USDA-ARS, US Dairy Forage Research Center, Madison, WI 53706, USA.
J Dairy Sci. 2010 Dec;93(12):5902-12. doi: 10.3168/jds.2010-3500.
The purpose of this study was to examine the stability and host specificity of a cow's ruminal bacterial community following massive challenge with ruminal microflora from another cow. In each of 2 experiments, 1 pair of cows was selected on the basis of differences in ruminal bacterial community composition (BCC), determined by automated ribosomal intergenic spacer analysis (ARISA), a culture-independent "community fingerprinting" technique. Each pair of cows was then subjected to a 1-time exchange of >95% of ruminal contents without changing the composition of a corn silage/alfalfa haylage-based TMR. In experiment 1, the 2 cows differed (P<0.01) in prefeed ruminal pH (mean = 6.88 vs. 6.14) and prefeed total VFA concentration (mean = 57 vs. 77 mM), averaged over 3 d. Following exchange of ruminal contents, ruminal pH and total VFA concentration in both cows returned to their preexchange values within 24h. Ruminal BCC also returned to near its original profile, but this change required 14 d for 1 cow and 61 d for the other cow. In experiment 2, the 2 other cows differed in prefeed ruminal pH (mean = 6.69 vs. 6.20) and total VFA concentration (mean = 101 vs. 136 mM). Following exchange of ruminal contents, the first cow returned to its preexchange pH and VFA values within 24h; the second cow's rumen rapidly stabilized to a higher prefeed pH (mean = 6.47) and lower prefeed VFA concentration (mean = 120 mM) that was retained over the 62-d test period. Both cows reached somewhat different BCC than before the exchange. However, the BCC of both cows remained distinct and were ultimately more similar to that of the preexchange BCC than of the donor animal BCC. The data indicate that the host animal can quickly reestablish its characteristic ruminal pH and VFA concentration despite dramatic perturbation of its ruminal microbial community. The data also suggest that ruminal BCC displays substantial host specificity that can reestablish itself with varying success when challenged with a microbial community optimally adapted to ruminal conditions of a different host animal.

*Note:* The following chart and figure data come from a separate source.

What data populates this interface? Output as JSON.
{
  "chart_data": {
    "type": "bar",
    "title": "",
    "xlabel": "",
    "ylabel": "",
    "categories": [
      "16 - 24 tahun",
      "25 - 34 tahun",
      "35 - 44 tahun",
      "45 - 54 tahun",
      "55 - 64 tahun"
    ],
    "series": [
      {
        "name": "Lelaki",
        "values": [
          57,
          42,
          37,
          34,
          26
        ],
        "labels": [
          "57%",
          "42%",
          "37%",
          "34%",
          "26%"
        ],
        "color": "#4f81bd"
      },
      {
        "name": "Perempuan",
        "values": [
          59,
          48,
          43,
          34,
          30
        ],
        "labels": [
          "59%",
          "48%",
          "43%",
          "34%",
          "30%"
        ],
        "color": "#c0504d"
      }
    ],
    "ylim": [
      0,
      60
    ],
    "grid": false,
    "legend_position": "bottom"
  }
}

本研究旨在探讨在大量接种另一头牛瘤胃微生物后,奶牛瘤胃细菌群落的稳定性和宿主特异性。在两项实验中,每对奶牛均根据瘤胃细菌群落组成(BCC)的差异进行选择,BCC 由自动核糖体基因间隔区分析(ARISA)确定,这是一种不依赖培养的“群落指纹”技术。每对奶牛均接受 1 次>95%的瘤胃液交换,同时不改变以玉米青贮/苜蓿干草青贮为基础的 TMR 的组成。在实验 1 中,2 头奶牛在预饲前瘤胃 pH(平均值为 6.88 对 6.14)和预饲前总 VFA 浓度(平均值为 57 对 77 mM)方面存在差异(P<0.01),这是 3 天的平均值。在交换瘤胃液后,2 头奶牛的瘤胃 pH 和总 VFA 浓度在 24 小时内均恢复到交换前的水平。瘤胃 BCC 也恢复到接近原始状态,但 1 头奶牛需要 14 天,另 1 头奶牛需要 61 天。在实验 2 中,另外 2 头奶牛在预饲前瘤胃 pH(平均值为 6.69 对 6.20)和总 VFA 浓度(平均值为 101 对 136 mM)方面存在差异。在交换瘤胃液后,第一头奶牛在 24 小时内恢复到交换前的 pH 和 VFA 值;第二头奶牛的瘤胃迅速稳定在较高的预饲前 pH(平均值为 6.47)和较低的预饲前 VFA 浓度(平均值为 120 mM),这一状态在 62 天的测试期内保持不变。2 头奶牛的 BCC 都与交换前有所不同。然而,2 头奶牛的 BCC 仍然存在明显的差异,最终与交换前的 BCC 比供体动物的 BCC 更为相似。数据表明,宿主动物可以迅速恢复其特征性的瘤胃 pH 和 VFA 浓度,尽管其瘤胃微生物群落受到了巨大的干扰。数据还表明,瘤胃 BCC 具有显著的宿主特异性,当受到最适应当宿主动物瘤胃条件的微生物群落的挑战时,它可以在不同程度上成功地恢复自己。